Но тут из-за угла выполз милицейский «бобик». Вспыхнул прожектор и уперся в Серегу, осветив его с головы до пят. Впрочем, луч на нем долго не задержался, а переметнувшись на водяного, замер. Прошла секунда… две… три. Прожектор внезапно угас, взревел двигатель, набирая обороты. Завизжали колеса, бешено загребая под себя асфальт. Через мгновение от милиции остались лишь воспоминания да клубы смрадного, быстро удирающего от греха подальше, дыма.
«Значит, это не бред», – с тоской подумал Серега и рванул вслед за дымом.
– Так Волопаевск это или нет?! – заорал сзади водяной.
Но кричал он напрасно, Серега был уже в двух кварталах от него и все набирал и набирал скорость.

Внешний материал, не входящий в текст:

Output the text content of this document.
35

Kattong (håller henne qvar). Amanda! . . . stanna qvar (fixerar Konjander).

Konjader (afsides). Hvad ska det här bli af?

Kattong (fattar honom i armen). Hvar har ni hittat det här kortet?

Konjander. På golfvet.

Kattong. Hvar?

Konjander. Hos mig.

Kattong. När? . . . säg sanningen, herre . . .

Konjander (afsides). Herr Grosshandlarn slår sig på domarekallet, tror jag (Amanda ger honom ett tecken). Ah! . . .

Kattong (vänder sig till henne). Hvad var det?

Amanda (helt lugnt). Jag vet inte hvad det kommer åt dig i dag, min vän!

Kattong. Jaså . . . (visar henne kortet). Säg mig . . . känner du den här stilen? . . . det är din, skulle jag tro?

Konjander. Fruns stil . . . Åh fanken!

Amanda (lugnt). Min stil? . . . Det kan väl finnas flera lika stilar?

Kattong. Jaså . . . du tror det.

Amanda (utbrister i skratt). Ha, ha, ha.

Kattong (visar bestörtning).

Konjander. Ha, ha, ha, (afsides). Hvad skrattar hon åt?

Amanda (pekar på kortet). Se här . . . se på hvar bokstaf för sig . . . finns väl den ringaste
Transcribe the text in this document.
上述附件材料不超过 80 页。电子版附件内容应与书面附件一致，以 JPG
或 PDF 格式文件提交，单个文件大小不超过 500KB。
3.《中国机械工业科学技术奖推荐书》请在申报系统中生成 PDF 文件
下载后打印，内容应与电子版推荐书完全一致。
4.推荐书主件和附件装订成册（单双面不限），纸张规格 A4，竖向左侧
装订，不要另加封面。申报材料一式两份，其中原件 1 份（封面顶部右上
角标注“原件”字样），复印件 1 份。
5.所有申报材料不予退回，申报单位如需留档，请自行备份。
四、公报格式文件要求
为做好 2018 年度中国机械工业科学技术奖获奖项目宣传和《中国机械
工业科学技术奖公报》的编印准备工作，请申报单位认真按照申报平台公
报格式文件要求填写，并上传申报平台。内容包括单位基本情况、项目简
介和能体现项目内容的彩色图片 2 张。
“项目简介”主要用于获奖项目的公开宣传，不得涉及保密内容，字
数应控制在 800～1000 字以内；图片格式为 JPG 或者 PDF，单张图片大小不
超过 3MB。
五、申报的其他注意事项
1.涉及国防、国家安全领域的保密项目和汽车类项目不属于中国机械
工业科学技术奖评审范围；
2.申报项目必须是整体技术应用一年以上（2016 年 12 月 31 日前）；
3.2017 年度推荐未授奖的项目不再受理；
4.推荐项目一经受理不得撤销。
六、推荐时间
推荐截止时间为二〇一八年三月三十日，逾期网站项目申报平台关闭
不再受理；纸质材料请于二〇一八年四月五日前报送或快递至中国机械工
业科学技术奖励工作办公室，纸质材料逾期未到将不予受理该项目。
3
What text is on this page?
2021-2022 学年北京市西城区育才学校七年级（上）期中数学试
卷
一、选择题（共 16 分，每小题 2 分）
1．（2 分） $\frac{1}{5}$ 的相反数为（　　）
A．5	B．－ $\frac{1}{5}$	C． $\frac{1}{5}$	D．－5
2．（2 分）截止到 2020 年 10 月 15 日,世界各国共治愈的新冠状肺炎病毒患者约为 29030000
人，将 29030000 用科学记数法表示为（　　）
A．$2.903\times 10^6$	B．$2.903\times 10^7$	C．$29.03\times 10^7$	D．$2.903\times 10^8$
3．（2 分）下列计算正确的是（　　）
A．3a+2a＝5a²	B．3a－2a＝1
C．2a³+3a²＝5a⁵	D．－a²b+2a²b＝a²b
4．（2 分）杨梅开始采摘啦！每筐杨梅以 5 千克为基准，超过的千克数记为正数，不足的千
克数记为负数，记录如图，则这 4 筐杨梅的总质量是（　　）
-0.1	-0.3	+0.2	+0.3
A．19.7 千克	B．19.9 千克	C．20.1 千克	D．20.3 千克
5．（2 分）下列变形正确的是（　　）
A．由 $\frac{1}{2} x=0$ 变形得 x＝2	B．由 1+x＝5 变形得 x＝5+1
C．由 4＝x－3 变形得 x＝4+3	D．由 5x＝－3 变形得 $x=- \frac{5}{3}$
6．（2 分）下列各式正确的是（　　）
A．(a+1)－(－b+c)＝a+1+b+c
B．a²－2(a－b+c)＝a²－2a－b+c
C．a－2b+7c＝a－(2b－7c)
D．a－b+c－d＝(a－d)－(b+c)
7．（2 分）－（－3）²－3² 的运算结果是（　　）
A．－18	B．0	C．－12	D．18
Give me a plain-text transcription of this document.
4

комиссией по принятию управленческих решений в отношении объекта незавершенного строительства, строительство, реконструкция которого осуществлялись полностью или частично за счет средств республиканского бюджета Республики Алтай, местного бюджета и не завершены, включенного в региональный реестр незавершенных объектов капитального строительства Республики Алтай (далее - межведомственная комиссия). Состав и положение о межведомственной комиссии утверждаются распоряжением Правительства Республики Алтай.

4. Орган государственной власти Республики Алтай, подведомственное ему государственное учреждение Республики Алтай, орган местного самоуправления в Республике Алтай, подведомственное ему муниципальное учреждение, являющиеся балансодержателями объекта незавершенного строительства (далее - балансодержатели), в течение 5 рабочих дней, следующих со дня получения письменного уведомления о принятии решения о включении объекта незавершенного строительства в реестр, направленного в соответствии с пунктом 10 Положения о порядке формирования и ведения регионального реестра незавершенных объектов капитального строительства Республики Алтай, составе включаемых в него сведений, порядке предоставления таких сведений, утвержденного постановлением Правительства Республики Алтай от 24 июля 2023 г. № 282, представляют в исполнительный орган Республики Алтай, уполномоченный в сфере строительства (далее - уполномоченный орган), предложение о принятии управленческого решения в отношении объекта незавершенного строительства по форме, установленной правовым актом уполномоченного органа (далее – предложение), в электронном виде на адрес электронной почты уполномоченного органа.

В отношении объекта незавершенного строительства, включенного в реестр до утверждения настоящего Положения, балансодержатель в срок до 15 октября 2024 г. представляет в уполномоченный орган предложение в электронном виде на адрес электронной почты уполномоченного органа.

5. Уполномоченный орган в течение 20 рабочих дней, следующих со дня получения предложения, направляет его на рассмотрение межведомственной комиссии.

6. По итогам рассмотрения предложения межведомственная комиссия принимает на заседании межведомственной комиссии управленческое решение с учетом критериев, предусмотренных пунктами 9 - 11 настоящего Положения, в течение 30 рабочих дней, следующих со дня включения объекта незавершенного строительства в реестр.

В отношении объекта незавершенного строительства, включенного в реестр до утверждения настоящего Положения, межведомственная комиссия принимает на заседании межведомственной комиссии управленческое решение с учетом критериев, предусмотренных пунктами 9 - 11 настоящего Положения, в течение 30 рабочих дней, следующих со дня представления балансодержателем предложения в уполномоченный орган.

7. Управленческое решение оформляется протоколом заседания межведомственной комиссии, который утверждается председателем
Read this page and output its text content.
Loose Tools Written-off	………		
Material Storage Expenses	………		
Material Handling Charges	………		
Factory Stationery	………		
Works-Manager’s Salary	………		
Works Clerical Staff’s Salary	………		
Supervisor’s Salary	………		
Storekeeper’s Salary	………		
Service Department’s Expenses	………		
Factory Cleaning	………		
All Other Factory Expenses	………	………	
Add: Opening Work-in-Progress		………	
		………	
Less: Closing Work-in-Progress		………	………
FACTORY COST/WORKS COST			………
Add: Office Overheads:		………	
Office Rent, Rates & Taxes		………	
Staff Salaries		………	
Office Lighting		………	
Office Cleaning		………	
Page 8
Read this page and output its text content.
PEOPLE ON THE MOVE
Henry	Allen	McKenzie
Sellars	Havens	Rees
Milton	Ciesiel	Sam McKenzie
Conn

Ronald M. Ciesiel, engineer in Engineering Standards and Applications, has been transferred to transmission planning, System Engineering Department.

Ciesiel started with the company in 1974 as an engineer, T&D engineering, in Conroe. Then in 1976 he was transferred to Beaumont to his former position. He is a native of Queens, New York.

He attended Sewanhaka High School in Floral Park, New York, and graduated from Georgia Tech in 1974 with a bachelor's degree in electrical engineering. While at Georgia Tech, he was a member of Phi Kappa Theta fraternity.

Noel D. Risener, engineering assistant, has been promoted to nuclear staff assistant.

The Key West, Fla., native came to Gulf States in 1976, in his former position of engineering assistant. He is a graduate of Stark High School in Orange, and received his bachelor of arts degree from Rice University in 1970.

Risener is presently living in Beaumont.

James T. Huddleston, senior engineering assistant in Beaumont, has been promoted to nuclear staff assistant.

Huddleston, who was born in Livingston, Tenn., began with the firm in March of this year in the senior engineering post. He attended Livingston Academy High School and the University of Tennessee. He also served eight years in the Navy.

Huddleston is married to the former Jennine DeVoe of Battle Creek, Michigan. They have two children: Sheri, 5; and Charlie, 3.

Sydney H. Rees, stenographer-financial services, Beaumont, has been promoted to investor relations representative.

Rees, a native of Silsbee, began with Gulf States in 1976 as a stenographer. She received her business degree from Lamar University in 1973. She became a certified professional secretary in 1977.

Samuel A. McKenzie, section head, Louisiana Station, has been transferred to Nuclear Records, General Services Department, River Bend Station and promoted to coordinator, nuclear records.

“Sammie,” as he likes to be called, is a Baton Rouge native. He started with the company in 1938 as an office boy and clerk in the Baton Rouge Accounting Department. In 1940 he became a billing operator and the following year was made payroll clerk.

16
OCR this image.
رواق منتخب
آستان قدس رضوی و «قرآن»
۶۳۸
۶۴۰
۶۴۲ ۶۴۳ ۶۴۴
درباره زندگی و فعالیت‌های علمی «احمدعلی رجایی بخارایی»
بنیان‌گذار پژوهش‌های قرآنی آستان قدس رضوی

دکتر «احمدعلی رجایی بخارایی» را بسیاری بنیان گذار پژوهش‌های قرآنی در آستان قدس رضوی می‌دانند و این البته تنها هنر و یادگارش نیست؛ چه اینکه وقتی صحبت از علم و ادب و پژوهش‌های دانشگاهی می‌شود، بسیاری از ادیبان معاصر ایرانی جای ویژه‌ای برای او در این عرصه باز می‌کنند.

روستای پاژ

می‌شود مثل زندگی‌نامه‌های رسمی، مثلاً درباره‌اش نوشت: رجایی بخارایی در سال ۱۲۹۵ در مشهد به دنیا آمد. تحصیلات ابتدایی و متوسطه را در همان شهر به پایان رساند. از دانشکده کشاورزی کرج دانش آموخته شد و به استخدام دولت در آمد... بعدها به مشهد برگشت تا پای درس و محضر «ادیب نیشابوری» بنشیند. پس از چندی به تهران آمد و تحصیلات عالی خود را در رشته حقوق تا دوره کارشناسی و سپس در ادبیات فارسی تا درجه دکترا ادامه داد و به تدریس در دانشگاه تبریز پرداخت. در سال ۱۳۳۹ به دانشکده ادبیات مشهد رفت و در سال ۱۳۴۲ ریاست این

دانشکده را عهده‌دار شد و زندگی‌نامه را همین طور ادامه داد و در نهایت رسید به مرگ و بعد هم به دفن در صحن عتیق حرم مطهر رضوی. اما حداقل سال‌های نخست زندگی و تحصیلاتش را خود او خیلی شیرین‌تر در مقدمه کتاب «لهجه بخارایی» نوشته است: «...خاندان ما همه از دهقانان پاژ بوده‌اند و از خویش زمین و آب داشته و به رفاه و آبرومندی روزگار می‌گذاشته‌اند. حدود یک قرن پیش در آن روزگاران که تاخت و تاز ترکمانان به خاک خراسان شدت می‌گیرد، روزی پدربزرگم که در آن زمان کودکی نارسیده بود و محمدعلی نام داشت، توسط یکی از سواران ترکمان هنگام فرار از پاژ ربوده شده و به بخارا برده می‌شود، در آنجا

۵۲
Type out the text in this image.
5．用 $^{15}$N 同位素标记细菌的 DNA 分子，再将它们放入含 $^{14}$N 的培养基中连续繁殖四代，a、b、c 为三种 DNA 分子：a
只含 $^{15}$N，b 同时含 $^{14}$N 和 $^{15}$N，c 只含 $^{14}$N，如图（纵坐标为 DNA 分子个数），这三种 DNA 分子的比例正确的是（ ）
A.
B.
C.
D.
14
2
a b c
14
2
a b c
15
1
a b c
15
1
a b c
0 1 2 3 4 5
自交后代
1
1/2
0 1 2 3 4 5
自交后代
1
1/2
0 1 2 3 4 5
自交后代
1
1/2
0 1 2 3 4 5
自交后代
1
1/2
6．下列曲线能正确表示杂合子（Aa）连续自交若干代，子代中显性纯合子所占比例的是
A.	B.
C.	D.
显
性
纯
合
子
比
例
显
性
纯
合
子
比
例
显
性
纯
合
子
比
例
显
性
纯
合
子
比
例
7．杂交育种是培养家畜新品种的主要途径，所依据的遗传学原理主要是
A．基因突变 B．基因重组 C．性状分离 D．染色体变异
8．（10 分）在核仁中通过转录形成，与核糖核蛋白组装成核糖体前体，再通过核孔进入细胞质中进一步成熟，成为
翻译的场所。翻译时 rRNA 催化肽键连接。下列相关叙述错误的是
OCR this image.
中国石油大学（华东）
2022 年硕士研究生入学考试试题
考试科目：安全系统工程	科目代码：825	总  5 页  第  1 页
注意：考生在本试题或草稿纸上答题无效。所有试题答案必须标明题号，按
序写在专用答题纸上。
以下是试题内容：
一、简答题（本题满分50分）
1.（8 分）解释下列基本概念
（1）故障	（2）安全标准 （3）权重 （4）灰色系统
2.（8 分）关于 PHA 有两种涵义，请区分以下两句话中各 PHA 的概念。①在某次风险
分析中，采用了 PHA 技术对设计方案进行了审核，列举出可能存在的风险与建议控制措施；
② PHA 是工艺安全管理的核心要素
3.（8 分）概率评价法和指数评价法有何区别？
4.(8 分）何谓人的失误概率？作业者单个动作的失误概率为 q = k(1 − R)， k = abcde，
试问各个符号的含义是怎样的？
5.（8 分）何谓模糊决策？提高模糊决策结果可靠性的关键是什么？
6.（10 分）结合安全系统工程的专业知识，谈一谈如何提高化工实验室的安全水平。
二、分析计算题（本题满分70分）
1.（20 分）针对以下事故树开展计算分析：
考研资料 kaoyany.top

Впрочем, когда минут через пять у него кончилось первое дыхание и не включилось второе, он остановился. Сел прямо на асфальт, упираясь спиной о стену двухэтажки, и заплакал. Ему было страшно, как никогда. Даже в детдоме, где воспитатель-садист за разговоры в «тихий час» цеплял на нижнюю губу бельевую прищепку или за просьбу о лишнем кусочке хлеба сек крапивой, не бывало подобного ощущения, леденящего кровь и душу.
Однако, как это свойственно молодым, через минуту Сереге странным образом полегчало, через две – он уже сомневался, что в действительности видел нечто ужасное и всамделишное, через три – поднялся на ноги, растер слезы по щекам и поплелся почему-то в сторону, совершенно противоположную той, куда шел прежде.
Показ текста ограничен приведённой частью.